Jameela often queries the sample_training.routes collection by the src_airport field like this:
db.routes.find({ "src_airport": "MUC" }).pretty()
Which command will create an index that will support this query?
db.routes.createIndex({ "src_airport": -1 })
Introduction to Data Modeling
Data modeling is a way to organize fields in a document to support your application performance and querying capabilities.
Rule: Data is stored in the way that it is used.
Optimized for fast and easy way to retrieval.
Data that is used together should be stored together
Evolving application implies an evolving data model
What is data modeling?
a way to organize fields in a document to support your application performance and querying capabilities
Upsert - Update or Insert?
Everything in MQL that is used to locate a document in a collection can also be used to modify this document.

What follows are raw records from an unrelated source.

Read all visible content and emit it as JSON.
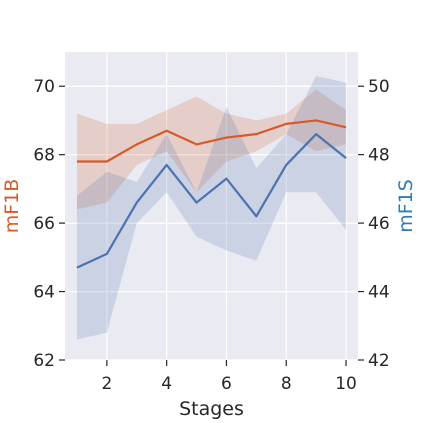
{
  "chart_data": {
    "type": "line",
    "xlabel": "Stages",
    "ylabel_left": "mF1B",
    "ylabel_right": "mF1S",
    "x": [
      1,
      2,
      3,
      4,
      5,
      6,
      7,
      8,
      9,
      10
    ],
    "xlim": [
      0.6,
      10.4
    ],
    "xticks": [
      2,
      4,
      6,
      8,
      10
    ],
    "ylim_left": [
      62,
      71
    ],
    "yticks_left": [
      62,
      64,
      66,
      68,
      70
    ],
    "ylim_right": [
      42,
      51
    ],
    "yticks_right": [
      42,
      44,
      46,
      48,
      50
    ],
    "grid": true,
    "series": [
      {
        "axis": "left",
        "color": "#d45a2a",
        "values": [
          67.8,
          67.8,
          68.3,
          68.7,
          68.3,
          68.5,
          68.6,
          68.9,
          69.0,
          68.8
        ],
        "lower": [
          66.4,
          66.6,
          67.7,
          68.1,
          66.9,
          67.8,
          68.1,
          68.6,
          68.1,
          68.3
        ],
        "upper": [
          69.2,
          68.9,
          68.9,
          69.3,
          69.7,
          69.2,
          69.0,
          69.2,
          69.9,
          69.3
        ]
      },
      {
        "axis": "right",
        "color": "#4c72b0",
        "values": [
          44.7,
          45.1,
          46.6,
          47.7,
          46.6,
          47.3,
          46.2,
          47.7,
          48.6,
          47.9
        ],
        "lower": [
          42.6,
          42.8,
          46.0,
          46.9,
          45.6,
          45.2,
          44.9,
          46.9,
          46.9,
          45.8
        ],
        "upper": [
          46.8,
          47.5,
          47.2,
          48.6,
          46.9,
          49.4,
          47.6,
          48.6,
          50.3,
          50.1
        ]
      }
    ]
  }
}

db.collection.updateOne({<query to locate>}, {<update>})
Upsert is a hybrid of udpate and insert, it should only be used when it is needed.
db.collection.updateOne({<query>}, {<update>}, {"upsert": true})
by default upsert
is false
. if upsert is true
:
- is there a match?(yes), update the matched document
- is there a match?(no), insert a new document
db.iot.updateOne({ "sensor": r.sensor, "date": r.date,
"valcount": { "$lt": 48 } },
{ "$push": { "readings": { "v": r.value, "t": r.time } },
"$inc": { "valcount": 1, "total": r.value } },
{ "upsert": true })
update and insert
db.iot.updateOne({ "sensor": r.sensor, "date": r.date,
"valcount": { "$lt": 48 } },
{ "$push": { "readings": { "v": r.value, "t": r.time } },
"$inc": { "valcount": 1, "total": r.value } },
{ "upsert": true })
How does the upsert option work?
- When upsert is set to true and the query predicate returns an empty cursor, the update operation creates a new document using the directive from the query predicate and the update predicate.
- When upsert is set to false and the query predicate returns an empty cursor then there will be no updated documents as a result of this operation.
- By default upsert is set to false.
Next Steps
Atlas Features - Data Explorer Features
-
What actions are available to you via the Aggregation Builder in the Atlas Data Explorer? Export pipeline to a programming language.
-
Syntax for each selected aggregation stage.
-
A preview of the data in the pipeline at each selected stage.